Pegg and Frost like zombies a lot.

“We used to plan what we’d do if there was a zombie attack,” Frost tells me. “We decided we’d flee to the Isle of Wight, but every day we’d have to go on patrol because the zombies could enter the water at Portsmouth and walk along the sea bed and then stumble up onto the beach.”

For such rabid zombie fans, it was inevitable that a film like Shaun would come about. Inspired by an episode of Spaced – the surreal sitcom that earned both guys a cult following – in which Pegg’s character, Tim the slacker cartoonist, hallucinated that the zombies from the Resident Evil video game were real.

Pegg says: “Edgar [Wright, director] had so much fun with those zombies that we decided to make a feature film.”

How important was Edgar to the film?

“In many ways he is the project,” Pegg says. “I always said…”

“The owl is the pussycat?” Frost offers.

“The owl is the pussycat.” Pegg nods. “Smokey is the Bandit.
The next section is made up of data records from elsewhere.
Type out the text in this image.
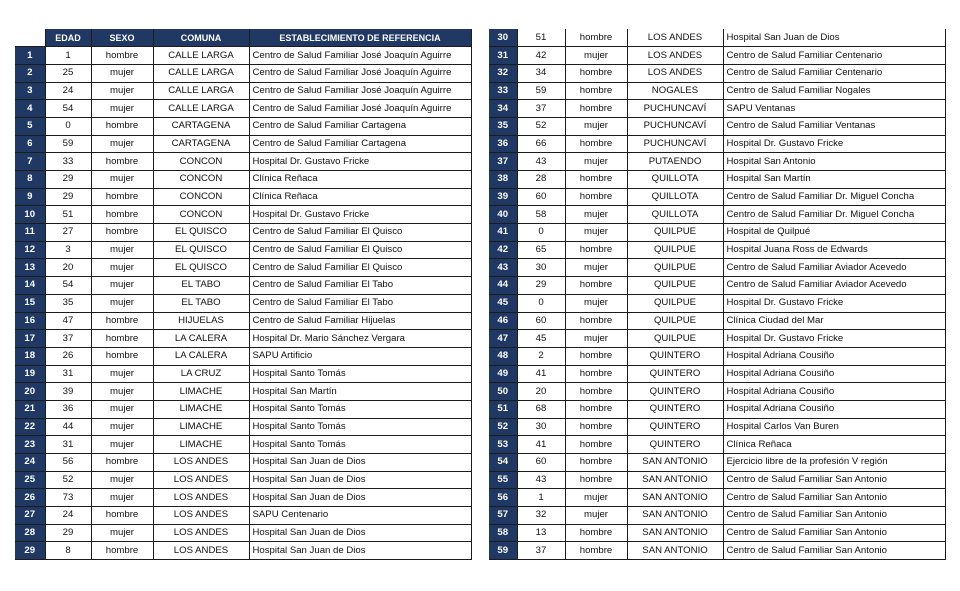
	EDAD	SEXO	COMUNA	ESTABLECIMIENTO DE REFERENCIA
1	1	hombre	CALLE LARGA	Centro de Salud Familiar José Joaquín Aguirre
2	25	mujer	CALLE LARGA	Centro de Salud Familiar José Joaquín Aguirre
3	24	mujer	CALLE LARGA	Centro de Salud Familiar José Joaquín Aguirre
4	54	mujer	CALLE LARGA	Centro de Salud Familiar José Joaquín Aguirre
5	0	hombre	CARTAGENA	Centro de Salud Familiar Cartagena
6	59	mujer	CARTAGENA	Centro de Salud Familiar Cartagena
7	33	hombre	CONCON	Hospital Dr. Gustavo Fricke
8	29	mujer	CONCON	Clínica Reñaca
9	29	hombre	CONCON	Clínica Reñaca
10	51	hombre	CONCON	Hospital Dr. Gustavo Fricke
11	27	hombre	EL QUISCO	Centro de Salud Familiar El Quisco
12	3	mujer	EL QUISCO	Centro de Salud Familiar El Quisco
13	20	mujer	EL QUISCO	Centro de Salud Familiar El Quisco
14	54	mujer	EL TABO	Centro de Salud Familiar El Tabo
15	35	mujer	EL TABO	Centro de Salud Familiar El Tabo
16	47	hombre	HIJUELAS	Centro de Salud Familiar Hijuelas
17	37	hombre	LA CALERA	Hospital Dr. Mario Sánchez Vergara
18	26	hombre	LA CALERA	SAPU Artificio
19	31	mujer	LA CRUZ	Hospital Santo Tomás
20	39	mujer	LIMACHE	Hospital San Martín
21	36	mujer	LIMACHE	Hospital Santo Tomás
22	44	mujer	LIMACHE	Hospital Santo Tomás
23	31	mujer	LIMACHE	Hospital Santo Tomás
24	56	hombre	LOS ANDES	Hospital San Juan de Dios
25	52	mujer	LOS ANDES	Hospital San Juan de Dios
26	73	mujer	LOS ANDES	Hospital San Juan de Dios
27	24	hombre	LOS ANDES	SAPU Centenario
28	29	mujer	LOS ANDES	Hospital San Juan de Dios
29	8	hombre	LOS ANDES	Hospital San Juan de Dios
30	51	hombre	LOS ANDES	Hospital San Juan de Dios
31	42	mujer	LOS ANDES	Centro de Salud Familiar Centenario
32	34	hombre	LOS ANDES	Centro de Salud Familiar Centenario
33	59	hombre	NOGALES	Centro de Salud Familiar Nogales
34	37	hombre	PUCHUNCAVÍ	SAPU Ventanas
35	52	mujer	PUCHUNCAVÍ	Centro de Salud Familiar Ventanas
36	66	hombre	PUCHUNCAVÍ	Hospital Dr. Gustavo Fricke
37	43	mujer	PUTAENDO	Hospital San Antonio
38	28	hombre	QUILLOTA	Hospital San Martín
39	60	hombre	QUILLOTA	Centro de Salud Familiar Dr. Miguel Concha
40	58	mujer	QUILLOTA	Centro de Salud Familiar Dr. Miguel Concha
41	0	mujer	QUILPUE	Hospital de Quilpué
42	65	hombre	QUILPUE	Hospital Juana Ross de Edwards
43	30	mujer	QUILPUE	Centro de Salud Familiar Aviador Acevedo
44	29	hombre	QUILPUE	Centro de Salud Familiar Aviador Acevedo
45	0	mujer	QUILPUE	Hospital Dr. Gustavo Fricke
46	60	hombre	QUILPUE	Clínica Ciudad del Mar
47	45	mujer	QUILPUE	Hospital Dr. Gustavo Fricke
48	2	hombre	QUINTERO	Hospital Adriana Cousiño
49	41	hombre	QUINTERO	Hospital Adriana Cousiño
50	20	hombre	QUINTERO	Hospital Adriana Cousiño
51	68	hombre	QUINTERO	Hospital Adriana Cousiño
52	30	hombre	QUINTERO	Hospital Carlos Van Buren
53	41	hombre	QUINTERO	Clínica Reñaca
54	60	hombre	SAN ANTONIO	Ejercicio libre de la profesión V región
55	43	hombre	SAN ANTONIO	Centro de Salud Familiar San Antonio
56	1	mujer	SAN ANTONIO	Centro de Salud Familiar San Antonio
57	32	mujer	SAN ANTONIO	Centro de Salud Familiar San Antonio
58	13	hombre	SAN ANTONIO	Centro de Salud Familiar San Antonio
59	37	hombre	SAN ANTONIO	Centro de Salud Familiar San Antonio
I always said Edgar was the third writer on Spaced – he provided the visual side and that’s true of Shaun. Plus, we wrote it together.”
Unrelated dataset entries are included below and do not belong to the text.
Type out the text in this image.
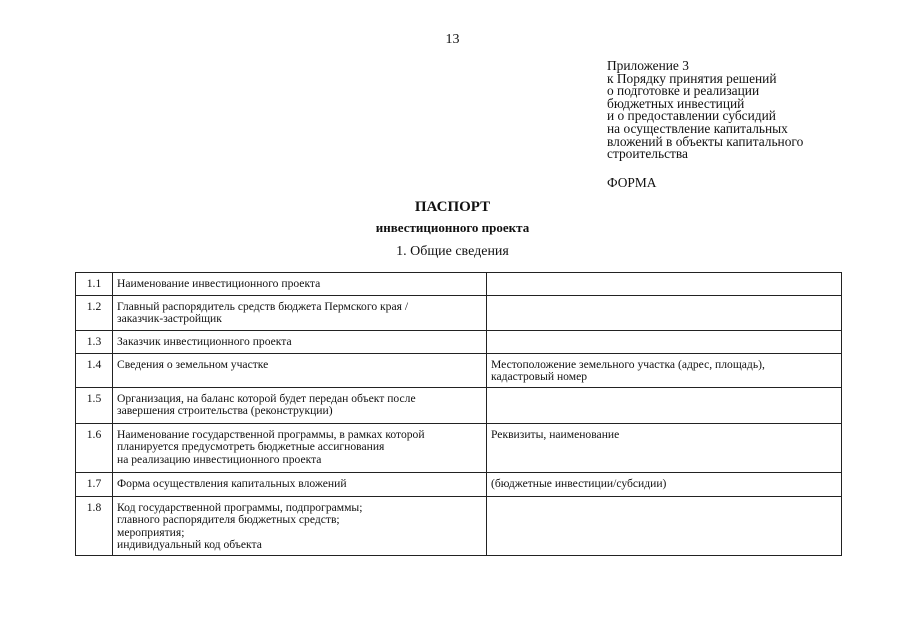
13
Приложение 3
к Порядку принятия решений
о подготовке и реализации
бюджетных инвестиций
и о предоставлении субсидий
на осуществление капитальных
вложений в объекты капитального
строительства
ФОРМА
ПАСПОРТ
инвестиционного проекта
1. Общие сведения
1.1	Наименование инвестиционного проекта	

1.2	Главный распорядитель средств бюджета Пермского края /
заказчик-застройщик	

1.3	Заказчик инвестиционного проекта	

1.4	Сведения о земельном участке	Местоположение земельного участка (адрес, площадь),
кадастровый номер

1.5	Организация, на баланс которой будет передан объект после
завершения строительства (реконструкции)	

1.6	Наименование государственной программы, в рамках которой
планируется предусмотреть бюджетные ассигнования
на реализацию инвестиционного проекта	Реквизиты, наименование

1.7	Форма осуществления капитальных вложений	(бюджетные инвестиции/субсидии)

1.8	Код государственной программы, подпрограммы;
главного распорядителя бюджетных средств;
мероприятия;
индивидуальный код объекта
Pegg plays the titular hero, a regular bloke who finds his girlfriend trouble further complicated by a zombie plague. Accompanying him in his battle against the undead is Ed, a lardy Xbox addict played by Frost. Obviously not based on Frost himself in any way – how did he get into character?

“I’m a great believer in the Method,” Frost says in thespy tones. “First, I shaved a hole in my hair because I thought it would be funny for Ed to have this bald patch in his hair – like he’d been jackassed at a party. And [he grins, proudly] I shaved off my pubes. So instead of just acting itchy I’d actually be really itchy all the time”

Pegg shakes his head, pityingly. “He’s still shaved.”

“Yeah,”‘ Frost confirms. “I shave it once a week. I like the feel.”

He looks down at my tape recorder.

“Oh,” he says. “Bugger.”

This interview first appeared in City Life Magazine in 2004.